Madame Paul Gusdorf 22 rue du Chalet 22 Caudéran
Lyon, le 26 Décembre 1914
Ma chère femme,
J’ai reçu ce matin ta lettre du 23 et ce soir celle du 24 courant. Ne t’inquiète pas au sujet de l’opposition à faire : comme le séquestre a été ordonné par le Procureur de la République à Nantes (1), c’est à Nantes qu’il faut faire opposition. J’ai donc chargé un avoué Me Bonamy, 10 Quai Orléans à Nantes de faire le nécessaire et tu n’as absolument rien à faire : je t’avais du reste dit tout cela et je t’avais même envoyé la copie de ma lettre à Mr. Leconte : tu étais probablement trop émotionnée ! Enfin, je te répète, en ce qui concerne l’opposition le nécessaire est fait par moi ! Comme j’ai été toujours dans la maison L.L. et Cie Mr. Leconte témoignera que je n’ai point quitté Bordeaux depuis 1906. Je ne croyais pas du reste que j’avais besoin de faire viser ma déclaration d’étranger en changeant simplement de domicile, mais seulement en changeant de ville. Mais comme tu le dis Mme Constant (2) peut te donner une attestation que nous avons habité Rue Clément de 1908 à 1910. Pour le moment je ne vois cependant pas beaucoup l’utilité immédiate de cette pièce : si tu peux l’avoir à l’occasion prends la mais n’en fais rien à moins que l’avoué de Nantes la demande. Tu n’as donc qu’à te tenir tranquille si rien de nouveau n’intervient : Si tu peux avoir d’autres fonds à la banque prends-en, mais laisse les titres en dépôt à la banque, car il est certain qu’on lèvera le séquestre et ce n’est pas prudent d’avoir pour 25000 Frs. de valeurs à la maison.

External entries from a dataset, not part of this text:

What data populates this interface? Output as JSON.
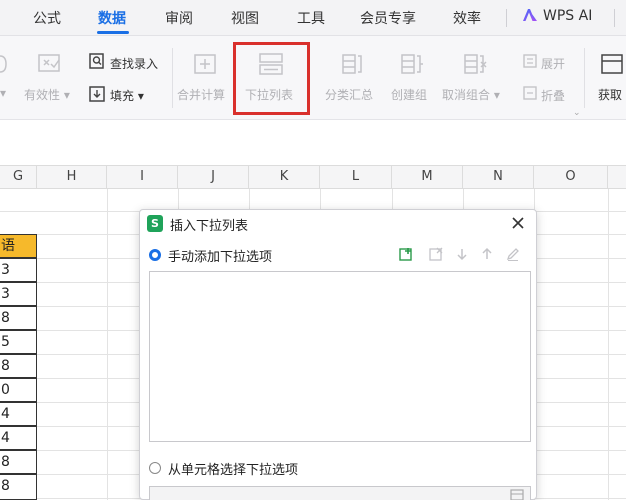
{
  "menu": {
    "items": [
      {
        "label": "公式"
      },
      {
        "label": "数据"
      },
      {
        "label": "审阅"
      },
      {
        "label": "视图"
      },
      {
        "label": "工具"
      },
      {
        "label": "会员专享"
      },
      {
        "label": "效率"
      }
    ],
    "active_index": 1,
    "ai_label": "WPS AI"
  },
  "toolbar": {
    "validity_label": "有效性",
    "find_entry_label": "查找录入",
    "fill_label": "填充",
    "merge_calc_label": "合并计算",
    "dropdown_list_label": "下拉列表",
    "subtotal_label": "分类汇总",
    "create_group_label": "创建组",
    "ungroup_label": "取消组合",
    "expand_label": "展开",
    "collapse_label": "折叠",
    "get_data_label": "获取"
  },
  "sheet": {
    "columns": [
      "G",
      "H",
      "I",
      "J",
      "K",
      "L",
      "M",
      "N",
      "O"
    ],
    "g_header_cell": "语",
    "g_cells": [
      "3",
      "3",
      "8",
      "5",
      "8",
      "0",
      "4",
      "4",
      "8",
      "8"
    ]
  },
  "dialog": {
    "app_icon": "S",
    "title": "插入下拉列表",
    "option_manual": "手动添加下拉选项",
    "option_from_cells": "从单元格选择下拉选项",
    "selected_option": "manual"
  },
  "colors": {
    "accent": "#1a6fe5",
    "highlight": "#d9302c",
    "cell_header": "#f6b92b",
    "app_green": "#1fa35a"
  }
}
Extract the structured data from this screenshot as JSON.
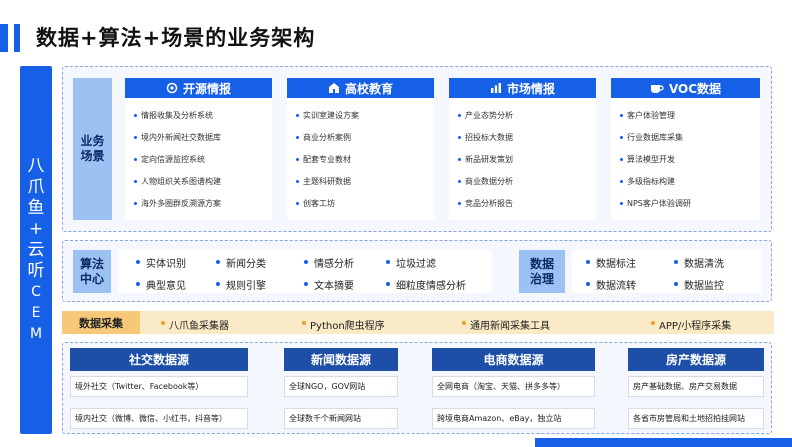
{
  "title": "数据+算法+场景的业务架构",
  "sidebar": {
    "chars": [
      "八",
      "爪",
      "鱼",
      "+",
      "云",
      "听",
      "C",
      "E",
      "M"
    ]
  },
  "scenes": {
    "label": "业务场景",
    "cards": [
      {
        "title": "开源情报",
        "icon": "open-source-icon",
        "items": [
          "情报收集及分析系统",
          "境内外新闻社交数据库",
          "定向信源监控系统",
          "人物组织关系图谱构建",
          "海外多圈群反溯源方案"
        ]
      },
      {
        "title": "高校教育",
        "icon": "school-icon",
        "items": [
          "实训室建设方案",
          "商业分析案例",
          "配套专业教材",
          "主题科研数据",
          "创客工坊"
        ]
      },
      {
        "title": "市场情报",
        "icon": "market-icon",
        "items": [
          "产业态势分析",
          "招投标大数据",
          "新品研发策划",
          "商业数据分析",
          "竞品分析报告"
        ]
      },
      {
        "title": "VOC数据",
        "icon": "coffee-cup-icon",
        "items": [
          "客户体验管理",
          "行业数据库采集",
          "算法模型开发",
          "多级指标构建",
          "NPS客户体验调研"
        ]
      }
    ]
  },
  "algorithm": {
    "label": "算法中心",
    "items": [
      "实体识别",
      "新闻分类",
      "情感分析",
      "垃圾过滤",
      "典型意见",
      "规则引擎",
      "文本摘要",
      "细粒度情感分析"
    ]
  },
  "governance": {
    "label": "数据治理",
    "items": [
      "数据标注",
      "数据清洗",
      "数据流转",
      "数据监控"
    ]
  },
  "collection": {
    "label": "数据采集",
    "items": [
      "八爪鱼采集器",
      "Python爬虫程序",
      "通用新闻采集工具",
      "APP/小程序采集"
    ]
  },
  "sources": [
    {
      "title": "社交数据源",
      "items": [
        "境外社交（Twitter、Facebook等）",
        "境内社交（微博、微信、小红书，抖音等）"
      ]
    },
    {
      "title": "新闻数据源",
      "items": [
        "全球NGO，GOV网站",
        "全球数千个新闻网站"
      ]
    },
    {
      "title": "电商数据源",
      "items": [
        "全网电商（淘宝、天猫、拼多多等）",
        "跨境电商Amazon、eBay，独立站"
      ]
    },
    {
      "title": "房产数据源",
      "items": [
        "房产基础数据、房产交易数据",
        "各省市房管局和土地招拍挂网站"
      ]
    }
  ],
  "colors": {
    "primary": "#1660e8",
    "navy": "#1d4fa8",
    "label_bg": "#9cc2f4",
    "collect_bg": "#fbeac6",
    "collect_label": "#f6c978"
  }
}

Ce qui m’étonne encore c’est que Baboureau qui était avec toi au commissariat n’ait pas cité comme référence Mr. Anseau, Adjoint au Commissariat Central de Police de Bordeaux et parent de Mr. Lagisquet. A. me connaît et m’a rendu service au début de la mobilisation. Au besoin Mr. Lagisquet, 80 rue Bertrand de Goth te le présentera avec plaisir et comme c’est un homme très influent, cela ne pourrait être que très utile. Je sais que je peux compter sur MM. Wooloughan, Lagache, Colombier, Sursol, Capeiron etc. (3) et il m’est très agréable de constater qu’ils ne me renient pas en ces heures critiques.
L’essentiel est que tu peux rester dans la maison et que les voisins ne te fassent pas de misère. Comme au besoin Mr. W. (4) offre de t’avancer de l’argent et que tu en as toi-même, ne te fais pas de mauvais sang car je pense bien que d’ici un mois au plus tard le séquestre sera levé !
Je suis étonné que tu ne reçoives pas régulièrement ma correspondance ! Je t’écris cependant assez souvent, c.à.d. au moins 3 ou 4 fois la semaine ! Nul doute que tu as reçu entretemps ma dernière lettre et la carte ! Hier, Noël, j’ai fait avec Valentin une jolie promenade à la Croix Rousse (5), d’où l’on a une vue superbe sur Lyon. Nous y avons déjeuné et le soir nous étions au Cinéma et au Café ! Je parie que les évènements de jeudi (6) t’ont tellement impressionnée que tu as passé une journée plutôt désagréable hier ?
Il devient de plus en plus certain que j’irai prochainement à Sidi bel Abbès, mais je ne peux pas encore dire si cela sera en 8 ou 15 jours au plus tard. Les gens auxquels j’ai eu affaire ici sont très bienveillants : je souhaite seulement que cette malheureuse affaire de séquestre sera réglée bientôt pour que tu puisses vivre relativement tranquille.
Tu me raconteras ce que les enfants ont fait en voyant l’arbre et leurs jouets et tu les embrasseras bien fort pour moi.
Mille tendresses
Paul
Notes (François Beautier)
1) - "à Nantes" : siège de la société L. Leconte et Compagnie dont Paul possède une part du capital.
2) - "Mme Constant" : logeuse ou voisine du couple Gusdorf, de 1908 à 1910, juste après leur mariage en 1908 et l'arrivée de Marthe à Bordeaux.
3) - "Lagache, Colombier, Sursol, Capeiron" : ces témoins favorables à Paul ne sont nommés que dans ce courrier.
4) - "Mr. W." : Mr. Wooloughan.
5) - "la Croix-Rousse" : quartier élevé du nord de la ville de Lyon, dominant le Rhône et la Saône.
6) - "les événements de jeudi" : référence à la veille de Noël, jour de la mise sous séquestre des biens de Paul, sans doute avec perquisition du logement occupé par Marthe et les enfants, voire avec placement de scellés sur certains meubles.